We have a housing crisis not just because we are building too few homes - it’s also because the ones we have already built are just not popular

Nicholas Boys Smith

The South-east has a housing crisis and France has overtaken Britain as a homeowning democracy. So far, so anodyne. But why? “Nimbys” incant frustrated developers. “Greenbelts” invoke irate LSE professors. “Timid politicians” shout furious lobby groups. But they are all wrong. Or at any rate they are insufficiently right. They are dealing with symptoms not maladies.

We have a housing crisis because new housing, new neighbourhoods and new multi-storey blocks are consistently, unambiguously and predictably unpopular with strong majorities of the public a strong majority of the time. Older homes are larger and normally worth more per square foot (despite staggeringly lower insulation standards). Even RIBA admits something is wrong. It found, in one report, that “only around a third of homebuyers would consider buying a new home at all. Two thirds or more are only prepared to purchase from the existing stock”. If you could make people not just accept but love new buildings and neighbourhoods, argue for them, lobby for them then most other problems would fade away like ghosts at cockcrow.

In poll after poll almost all would rather live in houses in streets than flats and would almost always avoid multi-storey blocks

Research by Savills found that the two most important issues people search for in their home are the “neighbourhood” and the “external appearance.” Meanwhile Create Streets’ own research shows that the vast majority of people just want to live in a normal house on a normal street.

I can almost hear professionals sharpening their pencils (or worse) in fury but the data is unambiguous. In poll after poll almost all would rather live in houses in streets than flats and would almost always avoid multi-storey blocks. (In one MORI survey not one single respondent of the 1,056 wanted to live in a tower block). People in multi-storey blocks are the least happy with their homes. (In seven controlled surveys high-rise block residents were the least satisfied - even if their social and economic status was identical.)

Data over many years reports people living in large blocks are less happy, less sociable, know fewer of their neighbours, are more likely to suffer from crime, less likely to do well at school and so on (again - even when their social and economic status was identical).

Just as bad, too often the very design attributes that are often correlated with the most provably popular neighbourhoods are just not present in too many new developments.
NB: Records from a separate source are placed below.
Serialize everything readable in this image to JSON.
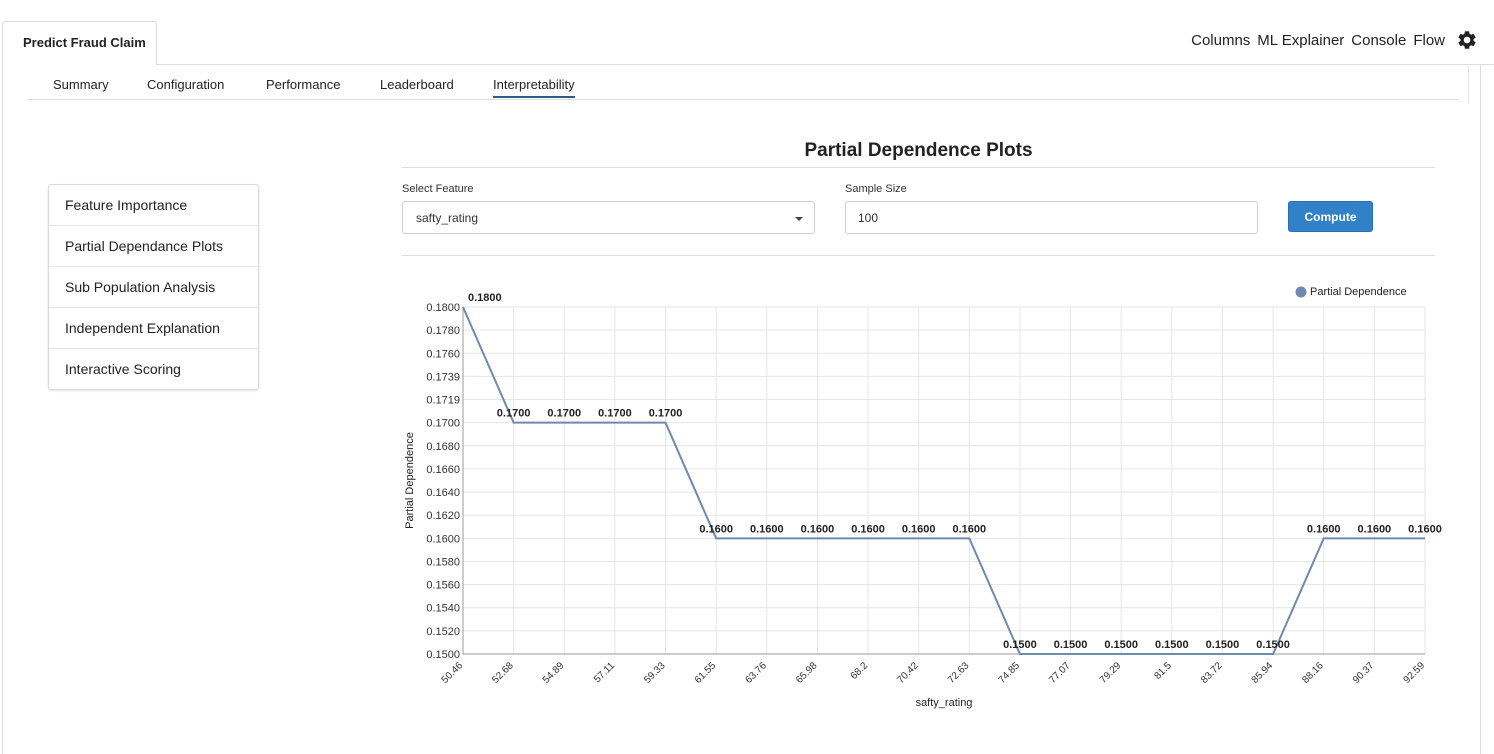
{
  "app": {
    "tab_title": "Predict Fraud Claim",
    "top_links": [
      "Columns",
      "ML Explainer",
      "Console",
      "Flow"
    ],
    "settings_icon": "gear-icon"
  },
  "subtabs": {
    "items": [
      "Summary",
      "Configuration",
      "Performance",
      "Leaderboard",
      "Interpretability"
    ],
    "active": "Interpretability"
  },
  "sidebar": {
    "items": [
      "Feature Importance",
      "Partial Dependance Plots",
      "Sub Population Analysis",
      "Independent Explanation",
      "Interactive Scoring"
    ]
  },
  "main": {
    "title": "Partial Dependence Plots",
    "select_feature_label": "Select Feature",
    "select_feature_value": "safty_rating",
    "sample_size_label": "Sample Size",
    "sample_size_value": "100",
    "compute_label": "Compute"
  },
  "chart_data": {
    "type": "line",
    "xlabel": "safty_rating",
    "ylabel": "Partial Dependence",
    "legend": "Partial Dependence",
    "legend_position": "top-right",
    "grid": true,
    "line_color": "#7089ad",
    "ylim": [
      0.15,
      0.18
    ],
    "y_ticks": [
      "0.1500",
      "0.1520",
      "0.1540",
      "0.1560",
      "0.1580",
      "0.1600",
      "0.1620",
      "0.1640",
      "0.1660",
      "0.1680",
      "0.1700",
      "0.1719",
      "0.1739",
      "0.1760",
      "0.1780",
      "0.1800"
    ],
    "x": [
      "50.46",
      "52.68",
      "54.89",
      "57.11",
      "59.33",
      "61.55",
      "63.76",
      "65.98",
      "68.2",
      "70.42",
      "72.63",
      "74.85",
      "77.07",
      "79.29",
      "81.5",
      "83.72",
      "85.94",
      "88.16",
      "90.37",
      "92.59"
    ],
    "series": [
      {
        "name": "Partial Dependence",
        "values": [
          0.18,
          0.17,
          0.17,
          0.17,
          0.17,
          0.16,
          0.16,
          0.16,
          0.16,
          0.16,
          0.16,
          0.15,
          0.15,
          0.15,
          0.15,
          0.15,
          0.15,
          0.16,
          0.16,
          0.16
        ],
        "labels": [
          "0.1800",
          "0.1700",
          "0.1700",
          "0.1700",
          "0.1700",
          "0.1600",
          "0.1600",
          "0.1600",
          "0.1600",
          "0.1600",
          "0.1600",
          "0.1500",
          "0.1500",
          "0.1500",
          "0.1500",
          "0.1500",
          "0.1500",
          "0.1600",
          "0.1600",
          "0.1600"
        ]
      }
    ]
  }
}
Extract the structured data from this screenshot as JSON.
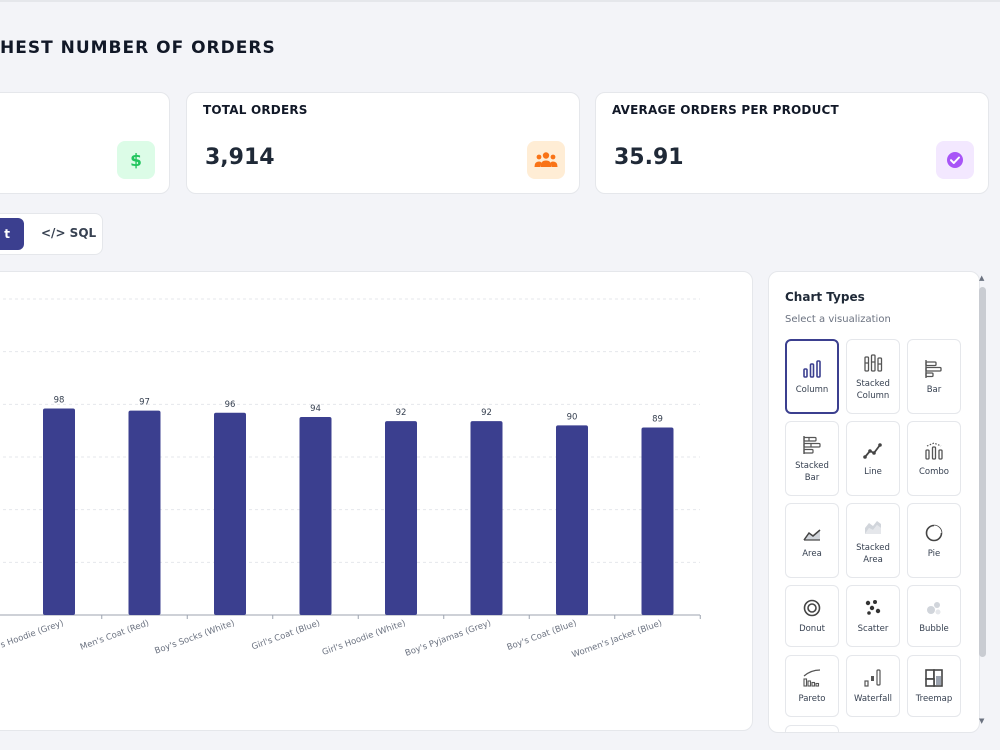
{
  "page": {
    "title": "HEST NUMBER OF ORDERS"
  },
  "cards": [
    {
      "label": "",
      "value": "",
      "icon": "dollar-icon",
      "color": "#22c55e",
      "bg": "#dcfce7"
    },
    {
      "label": "TOTAL ORDERS",
      "value": "3,914",
      "icon": "users-icon",
      "color": "#f97316",
      "bg": "#ffedd5"
    },
    {
      "label": "AVERAGE ORDERS PER PRODUCT",
      "value": "35.91",
      "icon": "check-circle-icon",
      "color": "#a855f7",
      "bg": "#f3e8ff"
    }
  ],
  "view_toggle": {
    "active_label": "t",
    "sql_label": "</> SQL"
  },
  "chart_types": {
    "title": "Chart Types",
    "subtitle": "Select a visualization",
    "selected": "Column",
    "items": [
      {
        "label": "Column",
        "icon": "column-chart-icon"
      },
      {
        "label": "Stacked Column",
        "icon": "stacked-column-icon"
      },
      {
        "label": "Bar",
        "icon": "bar-chart-icon"
      },
      {
        "label": "Stacked Bar",
        "icon": "stacked-bar-icon"
      },
      {
        "label": "Line",
        "icon": "line-chart-icon"
      },
      {
        "label": "Combo",
        "icon": "combo-chart-icon"
      },
      {
        "label": "Area",
        "icon": "area-chart-icon"
      },
      {
        "label": "Stacked Area",
        "icon": "stacked-area-icon"
      },
      {
        "label": "Pie",
        "icon": "pie-chart-icon"
      },
      {
        "label": "Donut",
        "icon": "donut-chart-icon"
      },
      {
        "label": "Scatter",
        "icon": "scatter-chart-icon"
      },
      {
        "label": "Bubble",
        "icon": "bubble-chart-icon"
      },
      {
        "label": "Pareto",
        "icon": "pareto-chart-icon"
      },
      {
        "label": "Waterfall",
        "icon": "waterfall-chart-icon"
      },
      {
        "label": "Treemap",
        "icon": "treemap-chart-icon"
      }
    ]
  },
  "colors": {
    "accent": "#3b3f8f",
    "bar": "#3b3f8f"
  },
  "chart_data": {
    "type": "bar",
    "categories": [
      "Boy's Hoodie (Grey)",
      "Men's Coat (Red)",
      "Boy's Socks (White)",
      "Girl's Coat (Blue)",
      "Girl's Hoodie (White)",
      "Boy's Pyjamas (Grey)",
      "Boy's Coat (Blue)",
      "Women's Jacket (Blue)"
    ],
    "category_labels_shown": [
      "'s Hoodie (Grey)",
      "Men's Coat (Red)",
      "Boy's Socks (White)",
      "Girl's Coat (Blue)",
      "Girl's Hoodie (White)",
      "Boy's Pyjamas (Grey)",
      "Boy's Coat (Blue)",
      "Women's Jacket (Blue)"
    ],
    "values": [
      98,
      97,
      96,
      94,
      92,
      92,
      90,
      89
    ],
    "data_labels": [
      "98",
      "97",
      "96",
      "94",
      "92",
      "92",
      "90",
      "89"
    ],
    "ylim": [
      0,
      150
    ],
    "grid": true
  }
}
In a globalised age, people seek compensation in a strong sense of place - including a style and use of materials that normally references memory and locational heritage. In a survey we did last year that was the key finding. People want here to be here. They don’t want here to be anywhere. Place trumps time.

In our recent pop-up poll on what types of housing people would actually want built, 87% preferred homes that were clearly “small c” conservative in design: one a street re-built 15 years ago as a Victorian simulacrum, the other a brilliant take on a Georgian terrace by the architects, Gluckman Smith. Revealingly, of the 13% who preferred less historically-referenced buildings, 43% worked as planners, architects or in creative arts.

The poll was indicative not scientific but is consistent with older studies. There is a measurable disconnect between what architects and the rest of the population appreciate in the built environment.

But too often the miasma of development control processes, housing regulations, Building Regulations actually make it hard to build such conventional places. When we presented some street-based, very “London” high density masterplans to a developer last month his response was: “that’s beautiful. You’ll never get it through planning.”

This is Kafkaesque. With developers able to out-spend planners five to one and with communities hating the results the planning system is both too weak and too strong. It is beyond democratic control. There is a new majority government. This is their key planning challenge. The question is not “how do we build more homes” but “how do we make new homes more popular”.

The planning system needs to change and give staggeringly greater focus to what people want. Neighbourhood plans should be but the first step in a direct planning revolution which removes planning power from property funds and city officials and returns it, where it belongs, to the rest of us.